For the other two, they earned silver: turning a sock inside-out (Laundry) and handling a dog poop bag (Finger Tips).
PI's demos, available on their blog, include videos of these feats - such as the robot scrubbing a pan or flipping a poop bag inside-out (using mock waste, of course). However, success wasn't flawless: average task completion hit 52%, with 72% progress across attempts.
A baseline VLA without PI's pre-training managed only 9% progress and zero successes, highlighting their advancements. Crucially, most tasks required under nine hours of data collection, suggesting that as models scale, even complex skills could demand less data and tolerate noisier inputs.
The misses? Purely hardware-related. PI's simple, wide grippers couldn't fit into a dress shirt sleeve for the Laundry gold or peel an orange (Finger Tips gold), even with a makeshift tool (which violated rules).
"When we added a 'peeler' to our gripper, the task became feasible," they noted, but stuck to their ethos of versatile, low-cost hardware. This underscores a broader point: limitations often stem from specific designs, not the underlying AI.
Competitors like Figure AI, which unveiled their Figure 03 humanoid in October 2025 with advanced dexterous hands, could soon demonstrate orange-peeling or shirt-hanging with ease. Figure's model boasts improved manipulation, drawing from over 100 years of combined team expertise in AI and humanoids.
These developments come amid a robotics boom. PI raised $600 million in Series B funding in November 2025, valuing the company at $5.6 billion, backed by investors like CapitalG, Jeff Bezos, and OpenAI. Their π 0.6 incorporates "recap" techniques for better data efficiency, boosting success rates across tasks.
Broader industry trends show humanoid robots advancing rapidly: Tesla's Optimus Gen 2 handles factory tasks, while events like the Nebius Robotics & Physical AI Awards in December 2025 honored startups for foundation models and hardware innovations.
Looking to 2026, expect explosive growth.
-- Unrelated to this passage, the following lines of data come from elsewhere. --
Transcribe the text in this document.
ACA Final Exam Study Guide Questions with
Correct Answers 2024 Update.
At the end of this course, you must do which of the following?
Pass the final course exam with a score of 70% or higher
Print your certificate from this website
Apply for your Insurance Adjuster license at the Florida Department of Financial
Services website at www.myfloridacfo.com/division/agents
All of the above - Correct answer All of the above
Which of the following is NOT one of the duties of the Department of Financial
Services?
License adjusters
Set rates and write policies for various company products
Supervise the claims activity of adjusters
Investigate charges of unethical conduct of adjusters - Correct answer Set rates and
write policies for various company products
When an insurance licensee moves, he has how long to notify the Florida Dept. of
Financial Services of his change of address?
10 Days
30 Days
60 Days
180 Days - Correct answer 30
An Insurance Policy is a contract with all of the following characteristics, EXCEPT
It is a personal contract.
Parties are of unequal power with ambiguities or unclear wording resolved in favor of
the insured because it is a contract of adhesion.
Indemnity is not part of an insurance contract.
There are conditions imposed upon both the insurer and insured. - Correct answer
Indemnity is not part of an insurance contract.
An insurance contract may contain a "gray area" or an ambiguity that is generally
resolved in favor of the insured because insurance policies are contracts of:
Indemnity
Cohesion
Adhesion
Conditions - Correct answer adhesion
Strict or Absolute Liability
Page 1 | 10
With robust hardware pipelines, efficient data cycles, and emerging reinforcement learning (RL) atop VLAs - PI skipped RL here, potentially capping success below 90% - companies will add skills quickly.
Pilot programs in warehouses and homes are already underway, signaling humanoids could become commonplace.
As Deloitte notes, AI-powered robots are evolving from rigid machines to adaptive ones, unlocking new frontiers in safety and complexity. T-shirt folding might soon feel quaint, replaced by robots mastering keys, sandwiches, and even pet cleanup. The Olympics aren't just games - they're a roadmap to a robotic revolution.